- This event has passed.
Thesis Defence: Extraction of Social Determinants of Health from Electronic Health Records using Natural Language Processing
December 13, 2023 at 2:00 pm - 6:00 pm
Zhenghua (Mavis) Chen, supervised by Dr. Rasika Rajapakshe and Dr. Patricia Lasserre, will defend their thesis titled “Extraction of Social Determinants of Health from Electronic Health Records using Natural Language Processing” in partial fulfillment of the requirements for the degree of Master of Science in Computer Science.
An abstract for Zhenghua (Mavis) Chen’s thesis is included below.
Defences are open to all members of the campus community as well as the general public. Registration is not required for in person defences.
Purpose: Social Determinants of Health (SDoH) have a significant impact on human health outcomes and disparities. Collecting SDoH from electronic health records can facilitate decision-making and downstream research. With thousands of clinical records, automated extraction methods using Artificial Intelligence (AI) would be more efficient and cost-effective. This study aims to autonomously extract comprehensive SDoH details from Electronic Health Records (EHR) using a Natural Language Processing (NLP) based AI pipeline.
Methods: One thousand documents from BC Cancer with concentrated SDoH information were carefully selected and labeled to provide the ground truth for training and assessing the NLP models. Two pipelines were applied for SDoH extraction: an open source pipeline trained on the BC Cancer dataset and an industrial pre-trained solution used as a benchmark. To optimize the performance of the first pipeline, three experiments were conducted to justify the effect of including subtype word positions during training on the extraction performance. The results of two pipelines were compared and the best performing one was subsequently employed for the extraction of SDoH information from a total of 13,258 oncology documents.
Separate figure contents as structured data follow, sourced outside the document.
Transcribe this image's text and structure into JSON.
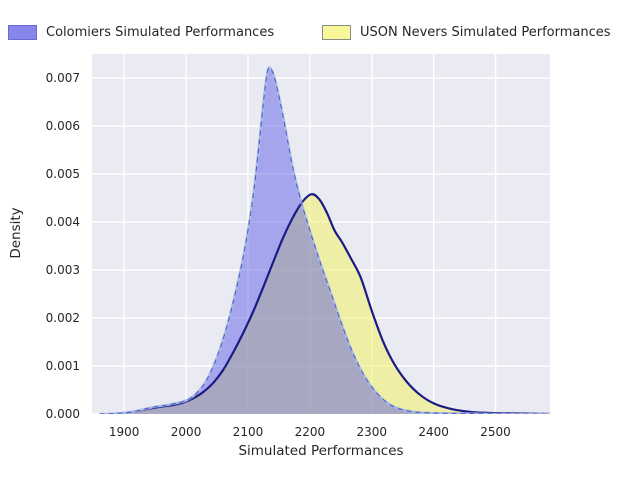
{
  "figure": {
    "background": "#ffffff",
    "plot_background": "#eaeaf2",
    "grid_color": "#ffffff",
    "text_color": "#262626"
  },
  "legend": {
    "items": [
      {
        "label": "Colomiers Simulated Performances",
        "swatch_fill": "#8686eb",
        "swatch_border": "#6868d8"
      },
      {
        "label": "USON Nevers Simulated Performances",
        "swatch_fill": "#f8f89b",
        "swatch_border": "#8a8a8a"
      }
    ]
  },
  "axes": {
    "xlabel": "Simulated Performances",
    "ylabel": "Density",
    "x_ticks": [
      {
        "label": "1900",
        "value": 1900
      },
      {
        "label": "2000",
        "value": 2000
      },
      {
        "label": "2100",
        "value": 2100
      },
      {
        "label": "2200",
        "value": 2200
      },
      {
        "label": "2300",
        "value": 2300
      },
      {
        "label": "2400",
        "value": 2400
      },
      {
        "label": "2500",
        "value": 2500
      }
    ],
    "y_ticks": [
      {
        "label": "0.000",
        "value": 0.0
      },
      {
        "label": "0.001",
        "value": 0.001
      },
      {
        "label": "0.002",
        "value": 0.002
      },
      {
        "label": "0.003",
        "value": 0.003
      },
      {
        "label": "0.004",
        "value": 0.004
      },
      {
        "label": "0.005",
        "value": 0.005
      },
      {
        "label": "0.006",
        "value": 0.006
      },
      {
        "label": "0.007",
        "value": 0.007
      }
    ]
  },
  "chart_data": {
    "type": "area",
    "title": "",
    "xlabel": "Simulated Performances",
    "ylabel": "Density",
    "xlim": [
      1848,
      2588
    ],
    "ylim": [
      0,
      0.0075
    ],
    "grid": true,
    "legend_position": "top",
    "series": [
      {
        "name": "Colomiers Simulated Performances",
        "fill": "rgba(75,75,230,0.43)",
        "edge_color": "#a4bcdf",
        "edge_dash_color": "#5a5ad2",
        "peak_x": 2133,
        "peak_y": 0.0072,
        "x": [
          1860,
          1885,
          1910,
          1932,
          1950,
          1966,
          1982,
          2000,
          2016,
          2032,
          2048,
          2062,
          2076,
          2090,
          2100,
          2110,
          2119,
          2127,
          2133,
          2141,
          2150,
          2160,
          2172,
          2186,
          2200,
          2216,
          2234,
          2252,
          2270,
          2290,
          2312,
          2336,
          2365,
          2400,
          2450,
          2520,
          2588
        ],
        "y": [
          0,
          1e-05,
          4e-05,
          0.0001,
          0.00015,
          0.00018,
          0.00022,
          0.00028,
          0.00042,
          0.00068,
          0.00112,
          0.00165,
          0.00232,
          0.00312,
          0.00382,
          0.0047,
          0.00575,
          0.00672,
          0.0072,
          0.00708,
          0.00662,
          0.00598,
          0.00515,
          0.00442,
          0.00382,
          0.00318,
          0.00252,
          0.00185,
          0.00125,
          0.00075,
          0.00038,
          0.00015,
          5e-05,
          2e-05,
          1e-05,
          0,
          0
        ]
      },
      {
        "name": "USON Nevers Simulated Performances",
        "fill": "rgba(240,240,105,0.55)",
        "line_color": "#1b1b85",
        "peak_x": 2203,
        "peak_y": 0.00458,
        "x": [
          1880,
          1905,
          1928,
          1948,
          1964,
          1980,
          1996,
          2012,
          2028,
          2044,
          2060,
          2076,
          2092,
          2108,
          2124,
          2140,
          2156,
          2172,
          2188,
          2203,
          2216,
          2228,
          2240,
          2252,
          2266,
          2282,
          2300,
          2318,
          2336,
          2356,
          2378,
          2402,
          2430,
          2462,
          2500,
          2545,
          2588
        ],
        "y": [
          0,
          3e-05,
          8e-05,
          0.00013,
          0.00016,
          0.00019,
          0.00024,
          0.00033,
          0.00046,
          0.00065,
          0.00092,
          0.00128,
          0.00168,
          0.00212,
          0.00262,
          0.00314,
          0.00365,
          0.00408,
          0.00442,
          0.00458,
          0.00446,
          0.00418,
          0.00382,
          0.00358,
          0.00325,
          0.00285,
          0.00215,
          0.00152,
          0.00105,
          0.00068,
          0.0004,
          0.00021,
          0.0001,
          4e-05,
          2e-05,
          1e-05,
          0
        ]
      }
    ]
  }
}
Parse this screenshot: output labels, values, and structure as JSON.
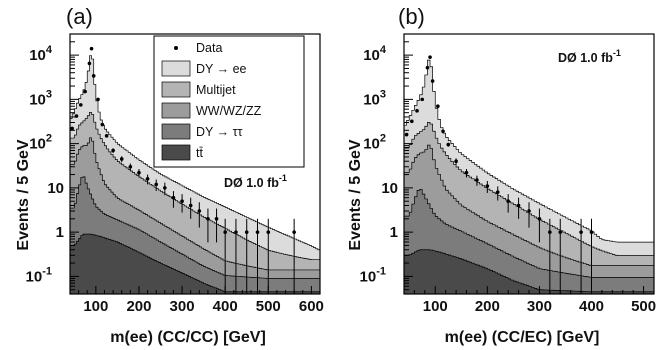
{
  "colors": {
    "DY_ee": "#dcdcdc",
    "Multijet": "#b4b4b4",
    "Dibosons": "#9c9c9c",
    "DY_tautau": "#7c7c7c",
    "ttbar": "#4a4a4a",
    "data": "#000000"
  },
  "chart_data": [
    {
      "type": "stacked-histogram",
      "panel_label": "(a)",
      "xlabel": "m(ee) (CC/CC) [GeV]",
      "ylabel": "Events / 5 GeV",
      "xlim": [
        40,
        620
      ],
      "ylim": [
        0.04,
        30000
      ],
      "log_y": true,
      "xticks": [
        100,
        200,
        300,
        400,
        500,
        600
      ],
      "yticks": [
        {
          "value": 0.1,
          "base": "10",
          "exp": "-1"
        },
        {
          "value": 1,
          "base": "1",
          "exp": ""
        },
        {
          "value": 10,
          "base": "10",
          "exp": ""
        },
        {
          "value": 100,
          "base": "10",
          "exp": "2"
        },
        {
          "value": 1000,
          "base": "10",
          "exp": "3"
        },
        {
          "value": 10000,
          "base": "10",
          "exp": "4"
        }
      ],
      "bin_width_gev": 5,
      "lumi": {
        "text": "DØ 1.0 fb",
        "sup": "-1",
        "position": "middle-right"
      },
      "legend": {
        "position": "top-right",
        "entries": [
          {
            "label": "Data",
            "marker": "point",
            "color_key": "data"
          },
          {
            "label": "DY → ee",
            "marker": "box",
            "color_key": "DY_ee"
          },
          {
            "label": "Multijet",
            "marker": "box",
            "color_key": "Multijet"
          },
          {
            "label": "WW/WZ/ZZ",
            "marker": "box",
            "color_key": "Dibosons"
          },
          {
            "label": "DY → ττ",
            "marker": "box",
            "color_key": "DY_tautau"
          },
          {
            "label": "tt̄",
            "marker": "box",
            "color_key": "ttbar"
          }
        ]
      },
      "series": [
        {
          "name": "tt̄",
          "color_key": "ttbar",
          "x": [
            50,
            70,
            90,
            110,
            150,
            200,
            250,
            300,
            350,
            400,
            500
          ],
          "y": [
            0.5,
            0.9,
            0.9,
            0.8,
            0.6,
            0.35,
            0.2,
            0.12,
            0.07,
            0.045,
            0.045
          ]
        },
        {
          "name": "DY → ττ",
          "color_key": "DY_tautau",
          "x": [
            50,
            60,
            70,
            80,
            100,
            120,
            150,
            200,
            250,
            300,
            350,
            400,
            500
          ],
          "y": [
            3,
            9,
            20,
            10,
            3,
            1.8,
            1.3,
            0.8,
            0.4,
            0.2,
            0.1,
            0.06,
            0.045
          ]
        },
        {
          "name": "WW/WZ/ZZ",
          "color_key": "Dibosons",
          "x": [
            50,
            60,
            70,
            80,
            90,
            100,
            120,
            150,
            200,
            250,
            300,
            350,
            400,
            500
          ],
          "y": [
            30,
            60,
            70,
            80,
            150,
            40,
            10,
            4,
            2,
            1,
            0.5,
            0.25,
            0.12,
            0.05
          ]
        },
        {
          "name": "Multijet",
          "color_key": "Multijet",
          "x": [
            50,
            60,
            70,
            80,
            85,
            90,
            95,
            100,
            110,
            130,
            150,
            200,
            250,
            300,
            350,
            400,
            450,
            500,
            600
          ],
          "y": [
            100,
            180,
            220,
            300,
            350,
            400,
            300,
            200,
            120,
            60,
            35,
            15,
            7,
            3.5,
            1.8,
            1,
            0.5,
            0.25,
            0.1
          ]
        },
        {
          "name": "DY → ee",
          "color_key": "DY_ee",
          "x": [
            40,
            50,
            60,
            70,
            75,
            80,
            85,
            88,
            90,
            92,
            95,
            100,
            110,
            120,
            150,
            200,
            250,
            300,
            350,
            400,
            450,
            500,
            550,
            600,
            620
          ],
          "y": [
            200,
            400,
            700,
            1100,
            1600,
            2600,
            6000,
            10000,
            14000,
            9000,
            3500,
            1000,
            250,
            130,
            60,
            25,
            12,
            7,
            4,
            2.5,
            1.5,
            0.9,
            0.5,
            0.25,
            0.15
          ]
        }
      ],
      "data_points": {
        "x": [
          45,
          55,
          65,
          75,
          85,
          90,
          95,
          105,
          115,
          125,
          140,
          160,
          180,
          200,
          220,
          240,
          260,
          280,
          300,
          320,
          340,
          360,
          380,
          400,
          425,
          450,
          475,
          500,
          560
        ],
        "y": [
          220,
          420,
          750,
          1500,
          6500,
          14000,
          3400,
          1000,
          270,
          150,
          70,
          45,
          30,
          22,
          16,
          12,
          10,
          6,
          5,
          4,
          3,
          2,
          2,
          1,
          1,
          1,
          1,
          1,
          1
        ]
      }
    },
    {
      "type": "stacked-histogram",
      "panel_label": "(b)",
      "xlabel": "m(ee) (CC/EC) [GeV]",
      "ylabel": "Events / 5 GeV",
      "xlim": [
        40,
        520
      ],
      "ylim": [
        0.04,
        30000
      ],
      "log_y": true,
      "xticks": [
        100,
        200,
        300,
        400,
        500
      ],
      "yticks": [
        {
          "value": 0.1,
          "base": "10",
          "exp": "-1"
        },
        {
          "value": 1,
          "base": "1",
          "exp": ""
        },
        {
          "value": 10,
          "base": "10",
          "exp": ""
        },
        {
          "value": 100,
          "base": "10",
          "exp": "2"
        },
        {
          "value": 1000,
          "base": "10",
          "exp": "3"
        },
        {
          "value": 10000,
          "base": "10",
          "exp": "4"
        }
      ],
      "bin_width_gev": 5,
      "lumi": {
        "text": "DØ 1.0 fb",
        "sup": "-1",
        "position": "top-right"
      },
      "series": [
        {
          "name": "tt̄",
          "color_key": "ttbar",
          "x": [
            50,
            70,
            90,
            110,
            150,
            200,
            250,
            300,
            400
          ],
          "y": [
            0.3,
            0.4,
            0.4,
            0.35,
            0.25,
            0.15,
            0.08,
            0.05,
            0.045
          ]
        },
        {
          "name": "DY → ττ",
          "color_key": "DY_tautau",
          "x": [
            50,
            60,
            70,
            80,
            100,
            120,
            150,
            200,
            250,
            300,
            400
          ],
          "y": [
            2,
            5,
            10,
            6,
            2,
            1.2,
            0.8,
            0.4,
            0.2,
            0.1,
            0.05
          ]
        },
        {
          "name": "WW/WZ/ZZ",
          "color_key": "Dibosons",
          "x": [
            50,
            60,
            70,
            80,
            90,
            100,
            120,
            150,
            200,
            250,
            300,
            350,
            400
          ],
          "y": [
            20,
            40,
            50,
            60,
            100,
            30,
            8,
            3,
            1.2,
            0.6,
            0.3,
            0.15,
            0.08
          ]
        },
        {
          "name": "Multijet",
          "color_key": "Multijet",
          "x": [
            50,
            60,
            70,
            80,
            85,
            90,
            95,
            100,
            110,
            130,
            150,
            200,
            250,
            300,
            350,
            400,
            450
          ],
          "y": [
            60,
            100,
            120,
            150,
            200,
            220,
            180,
            120,
            70,
            35,
            20,
            8,
            3.5,
            1.5,
            0.7,
            0.3,
            0.12
          ]
        },
        {
          "name": "DY → ee",
          "color_key": "DY_ee",
          "x": [
            40,
            50,
            60,
            70,
            75,
            80,
            85,
            88,
            90,
            92,
            95,
            100,
            110,
            120,
            150,
            200,
            250,
            300,
            350,
            400,
            420
          ],
          "y": [
            150,
            300,
            500,
            900,
            1300,
            2200,
            5000,
            8000,
            9000,
            6000,
            2500,
            700,
            180,
            90,
            35,
            12,
            5,
            2.5,
            1.2,
            0.6,
            0.3
          ]
        }
      ],
      "data_points": {
        "x": [
          45,
          55,
          65,
          75,
          85,
          90,
          95,
          105,
          115,
          125,
          140,
          160,
          180,
          200,
          220,
          240,
          260,
          280,
          300,
          320,
          340,
          380,
          400
        ],
        "y": [
          160,
          320,
          550,
          1000,
          5200,
          9000,
          2600,
          700,
          190,
          95,
          40,
          22,
          15,
          11,
          8,
          5,
          4,
          3,
          2,
          1,
          1,
          1,
          1
        ]
      }
    }
  ]
}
Results: The open-source pipeline gained an average F1 score of 0.88 on the validation dataset for extracting 13 SDoH factors, outperforming the benchmark by 5%. This pipeline also demonstrated a notably superior capability to extract detailed subtypes compared with the benchmark. The benchmark was advantageous in identifying rarely documented SDoH types in the data for extraction in this work. As a result, 60,717 SDoH factors and associated details were extracted from the oncology documents from the BC Cancer EHR. The most frequently extracted SDoH are Tobacco Use, Employment Status, Marital Status, Alcohol Consumption, and Living Status, which occurred from 8k to 12k times.
Conclusion: The NLP pipeline successfully extracted a wide array of SDoH factors from clinical notes, achieving commendable performance despite being trained on a relatively small labeled dataset.